Is Lauzon’s French-Canadian film a dark fantasy or a powerful exploration of adolescent mental health, sexual discovery and dysfunctional family life? This question remains debated over 30 years after Léolo’s release as we follow young Léo Lozeau as he writes in his journal. Lauzon’s film swings from Léo’s fantasy world to the darkness of the real world surrounding him. His imaginary world is full of childhood fears, comedy, fantasies and uncertain but exciting new sexual thoughts.

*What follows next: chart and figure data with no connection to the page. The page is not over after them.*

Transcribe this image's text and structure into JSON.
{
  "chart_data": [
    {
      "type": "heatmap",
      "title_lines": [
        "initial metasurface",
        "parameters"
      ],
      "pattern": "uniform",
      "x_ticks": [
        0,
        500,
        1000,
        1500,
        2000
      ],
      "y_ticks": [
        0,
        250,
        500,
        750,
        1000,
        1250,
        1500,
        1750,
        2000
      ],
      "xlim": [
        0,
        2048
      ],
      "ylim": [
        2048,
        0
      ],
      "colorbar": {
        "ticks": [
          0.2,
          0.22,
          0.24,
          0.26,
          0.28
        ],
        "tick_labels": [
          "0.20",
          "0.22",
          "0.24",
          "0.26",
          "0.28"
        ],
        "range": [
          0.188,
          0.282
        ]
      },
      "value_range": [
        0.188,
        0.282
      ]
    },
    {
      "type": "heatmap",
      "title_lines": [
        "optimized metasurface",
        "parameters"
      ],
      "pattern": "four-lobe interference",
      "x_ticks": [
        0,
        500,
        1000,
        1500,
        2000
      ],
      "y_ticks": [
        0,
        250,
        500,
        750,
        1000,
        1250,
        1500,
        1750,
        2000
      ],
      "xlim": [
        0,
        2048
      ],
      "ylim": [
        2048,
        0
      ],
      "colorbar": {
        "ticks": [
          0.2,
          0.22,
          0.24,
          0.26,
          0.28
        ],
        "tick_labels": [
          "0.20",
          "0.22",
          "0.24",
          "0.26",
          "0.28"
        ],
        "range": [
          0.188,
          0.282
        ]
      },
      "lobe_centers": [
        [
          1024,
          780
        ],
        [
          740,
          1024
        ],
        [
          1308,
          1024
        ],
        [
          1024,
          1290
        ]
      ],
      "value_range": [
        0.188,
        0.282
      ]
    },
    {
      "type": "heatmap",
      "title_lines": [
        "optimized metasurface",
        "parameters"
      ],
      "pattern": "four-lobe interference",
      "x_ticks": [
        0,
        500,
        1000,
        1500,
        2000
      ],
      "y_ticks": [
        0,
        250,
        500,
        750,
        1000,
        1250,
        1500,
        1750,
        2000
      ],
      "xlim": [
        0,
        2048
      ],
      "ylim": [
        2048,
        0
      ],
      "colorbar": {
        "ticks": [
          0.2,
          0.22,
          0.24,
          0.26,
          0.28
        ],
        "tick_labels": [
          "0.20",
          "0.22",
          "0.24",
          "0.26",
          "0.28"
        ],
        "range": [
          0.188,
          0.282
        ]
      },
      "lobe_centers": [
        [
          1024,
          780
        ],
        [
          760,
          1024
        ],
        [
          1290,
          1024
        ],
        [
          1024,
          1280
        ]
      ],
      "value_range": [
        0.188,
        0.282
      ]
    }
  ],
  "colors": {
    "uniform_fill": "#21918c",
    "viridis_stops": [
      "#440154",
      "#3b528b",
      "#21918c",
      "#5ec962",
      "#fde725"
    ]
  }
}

At the same time, his external world is rooted in fragmented family relationships, declining mental health and community isolation.

While Lauzon’s film may initially inhabit Italian-inspired dark comedy, Léolo takes a much more serious turn as we realise that Léo has no choice but to live in the fantasy world of his writing, the real world far too painful and upsetting for his young mind. As Léo says, “Solitude is my castle. That’s where I have my chair, my table, my bed, my breeze and my sun. When I sit anywhere but in my solitude. I sit in exile. I sit in Fakeland. Because I dream, I’m not”. Here Lauzon offers us a profoundly challenging and complex portrait of adolescent mental health and escapism through the often grotesque dream-like state of a boy trying to make sense of an incomprehensible adult world.